At university, Namubiru says that at university, she took it upon herself to train fellow girls into self-sustainable but also employment skills.
She says the idea of training fellow girls came out of her experience.
“As a young lady, I needed money to pay for my school fees, a sustainable and constant source of income which at some point I had none. This made me realise and know there are many girls in the same state as me. I had to do something to change this state of affairs,”Namubiru says.
The 23 year old explains that she started off with training her friends in baking and before she knew it, everything had expanded as many other girls came through recommendation from those who saw her work as well as those she had trained.
“After a while, I started making schedules for cake baking. I later started making announcements on my social media and many showed interest in the training.”
Namubiru says she currently has two schedules including one where she visits the individuals at their respective homes for individual training.

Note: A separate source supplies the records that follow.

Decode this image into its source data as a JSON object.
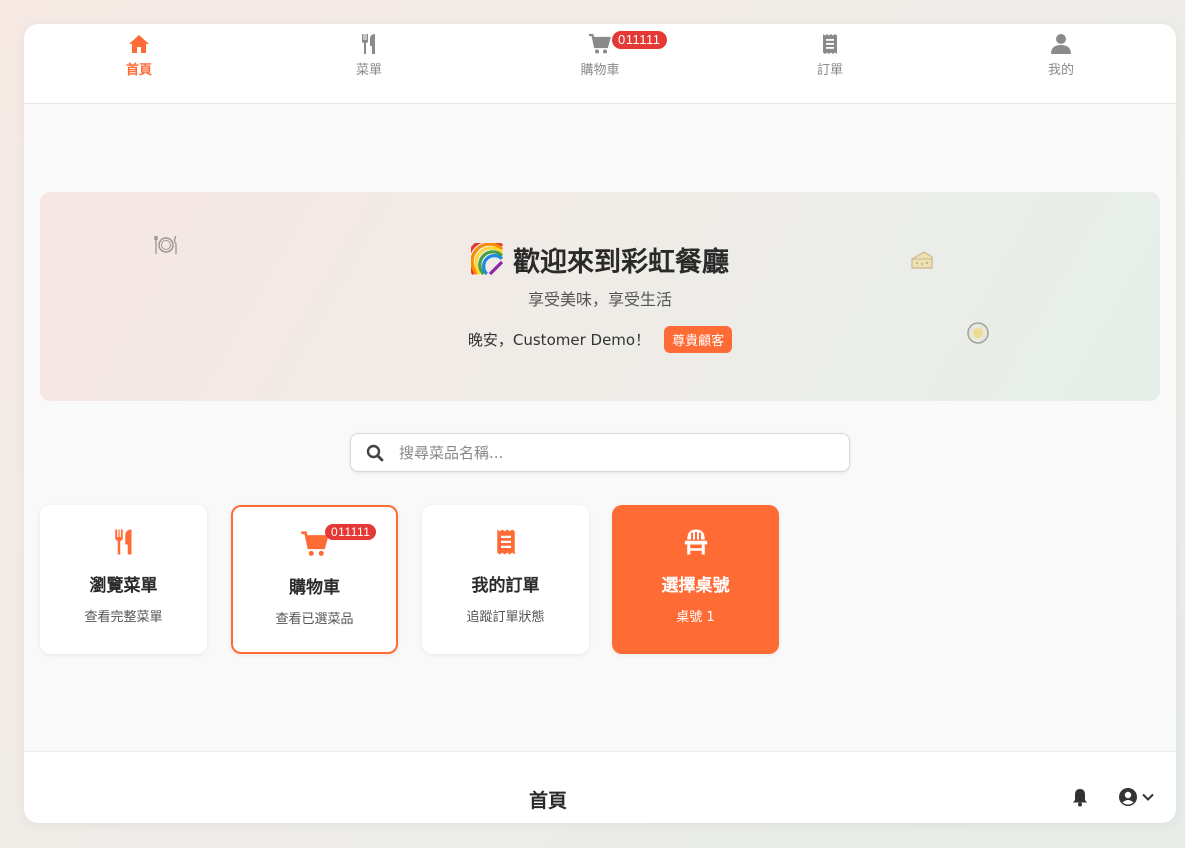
{
  "nav": {
    "items": [
      {
        "label": "首頁",
        "icon": "home-icon",
        "active": true
      },
      {
        "label": "菜單",
        "icon": "utensils-icon"
      },
      {
        "label": "購物車",
        "icon": "cart-icon",
        "badge": "011111"
      },
      {
        "label": "訂單",
        "icon": "receipt-icon"
      },
      {
        "label": "我的",
        "icon": "user-icon"
      }
    ]
  },
  "hero": {
    "title": "歡迎來到彩虹餐廳",
    "subtitle": "享受美味，享受生活",
    "greeting": "晚安，Customer Demo！",
    "vip_badge": "尊貴顧客"
  },
  "search": {
    "placeholder": "搜尋菜品名稱..."
  },
  "cards": [
    {
      "title": "瀏覽菜單",
      "desc": "查看完整菜單",
      "icon": "utensils-icon"
    },
    {
      "title": "購物車",
      "desc": "查看已選菜品",
      "icon": "cart-icon",
      "badge": "011111"
    },
    {
      "title": "我的訂單",
      "desc": "追蹤訂單狀態",
      "icon": "receipt-icon"
    },
    {
      "title": "選擇桌號",
      "desc": "桌號 1",
      "icon": "chair-icon"
    }
  ],
  "bottom": {
    "title": "首頁"
  },
  "colors": {
    "accent": "#ff6b35",
    "badge": "#e53935",
    "nav_inactive": "#8a8a8a"
  }
}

“For group training we allocate one convenient home or venue and train them to bake using the home and locally available materials. The girls pay some money which I use to cater for material and equipment used during the training. After three months, the girls are ready to go on their own but the equipment and materials bought are given to them as startup capital.”
She insists that during her training, her emphasis is on self- employment and self-sustaining skills to fellow girls.
Namubiru has since started Lavis Cakes, a baking house for specifically cakes that she sells to earn money.
“This kind of work has boosted my network but linking my projects to community and enhanced trust. It has increased my own personal growth and development but also the students have become my friends and business partners,”Namubiru says.
She says she proud that in a short period, she has been able to train over 480 girls, majority of them from Northern Uganda.
“I am proud of many of the youths but specifically those that have put the skills attained to work by starting their own businesses and also giving back to fellow youths.”
Namubiru says her plan is to start a Lavis Cake Arena, a training centre that will focus on empowerment of and enabling of girls to learn skills that will enable them transform their own lives, communities and the country at large.
“My advice to youths is that our generation is very lucky. We should not get stuck between getting good grades and scrolling throughout social media. Let us learn beyond the classroom because opportunities come beyond anything we have ever known,” Namubiru advises.